Graeme Young
- Born: Graeme Young Dunedin, New Zealand
- University: University of Otago

Rugby union career
- Position: Scrum-half

Amateur team(s)
- Years: Team / Apps / (Points)
- -: Poneke
- –: Southern
- –: Stirling County

Senior career
- Years: Team / Apps / (Points)
- 2000–01: Glasgow Warriors / 1 / (0)

Provincial / State sides
- Years: Team / Apps / (Points)
- 1990–2000: Otago
- -: Wellington

Coaching career
- Years: Team
- 2008–2011: Stirling County (Asst.)
- 2011–15: Stirling County
- 2015–2017: Scotland Women (Asst.)

= Graeme Young =

NZ/Scottish rugby union player

Graeme Young (born Dunedin, New Zealand) is a former New Zealand born Scottish rugby union player and now coach who played for Glasgow Warriors and Stirling County at the Scrum-half position. He has coached Stirling County, Scotland Women and the Scotland Cub XV.

==Rugby Union career==
===Amateur career===
His parents both are Scottish – and Young emigrated to Scotland from New Zealand in 2000. He played for the Poneke club in Wellington before moving to Scotland. Young played for amateur club Stirling County from 2000 Captaining the club to the Scottish Division Two championship

===Provincial career===
In New Zealand he represented the Otago and Wellington provinces.

===Professional career===
He made one appearance for the professional provincial side Glasgow Warriors; in the season 2000-01. Coming on as a replacement for Chris Black at scrum-half in 71 minutes, he turned out for Glasgow at Hughenden in a Welsh-Scottish League match against Cross Keys RFC on 2 September 2000. Glasgow won the match 52 – 28.

===Coaching career===
Young coached Stirling County from 2008, becoming head coach in 2011 leading the club to their highest league position in 17 years of 3rd place and back to back qualification for the British & Irish Cup. He remained there till 2015.
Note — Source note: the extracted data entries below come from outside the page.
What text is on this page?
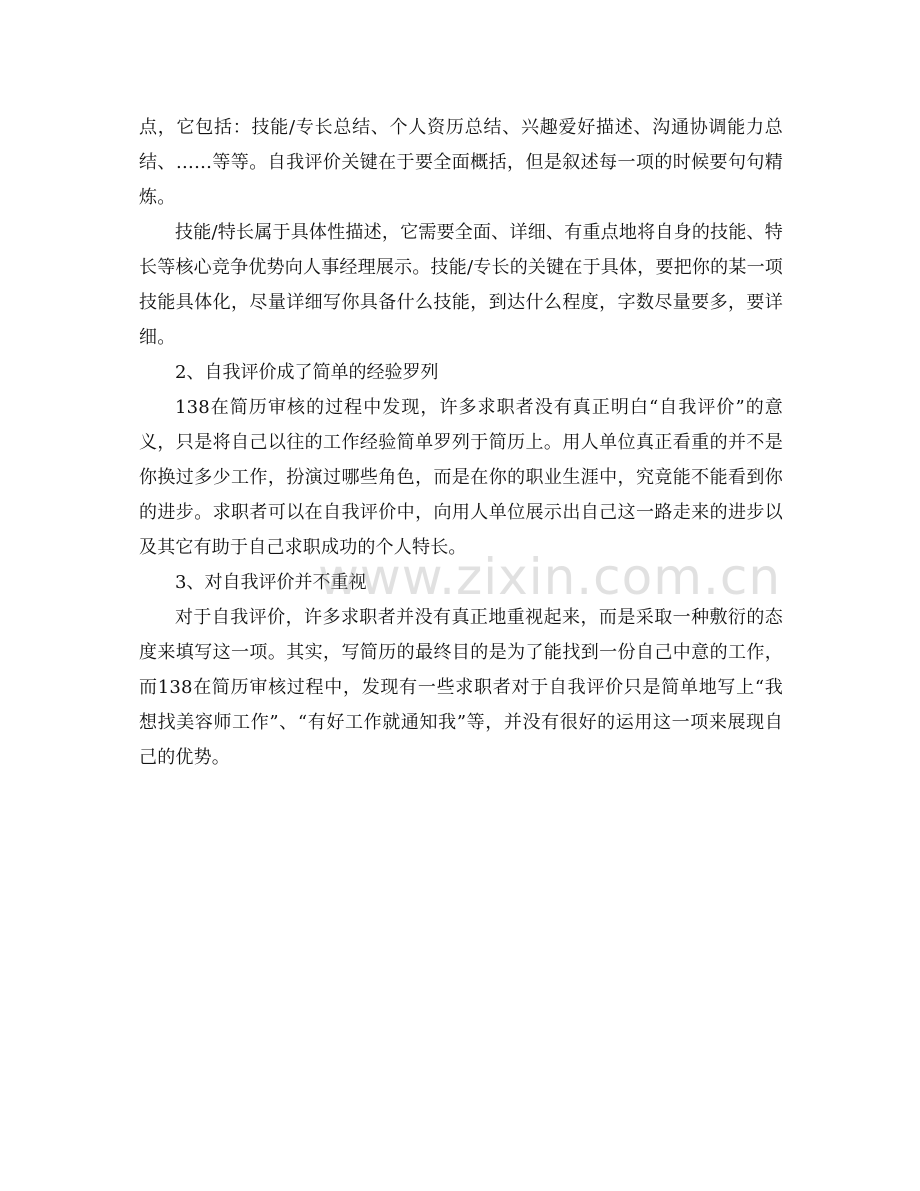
点，它包括：技能/专长总结、个人资历总结、兴趣爱好描述、沟通协调能力总结、……等等。自我评价关键在于要全面概括，但是叙述每一项的时候要句句精炼。

技能/特长属于具体性描述，它需要全面、详细、有重点地将自身的技能、特长等核心竞争优势向人事经理展示。技能/专长的关键在于具体，要把你的某一项技能具体化，尽量详细写你具备什么技能，到达什么程度，字数尽量要多，要详细。

2、自我评价成了简单的经验罗列

138在简历审核的过程中发现，许多求职者没有真正明白“自我评价”的意义，只是将自己以往的工作经验简单罗列于简历上。用人单位真正看重的并不是你换过多少工作，扮演过哪些角色，而是在你的职业生涯中，究竟能不能看到你的进步。求职者可以在自我评价中，向用人单位展示出自己这一路走来的进步以及其它有助于自己求职成功的个人特长。

3、对自我评价并不重视

对于自我评价，许多求职者并没有真正地重视起来，而是采取一种敷衍的态度来填写这一项。其实，写简历的最终目的是为了能找到一份自己中意的工作，而138在简历审核过程中，发现有一些求职者对于自我评价只是简单地写上“我想找美容师工作”、“有好工作就通知我”等，并没有很好的运用这一项来展现自己的优势。

www.zixin.com.cn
He left Stirling and became an assistant coach with the Scotland women's national rugby union team who secured their first Six Nations victories in 7 seasons defeating Wales and Italy.

An HR manager professionally he has worked for media group Sky, Tesco Bank and as a Rugby Development Officer for Clackmannanshire Council. He currently Heads up Heathrow Airport's People Services function.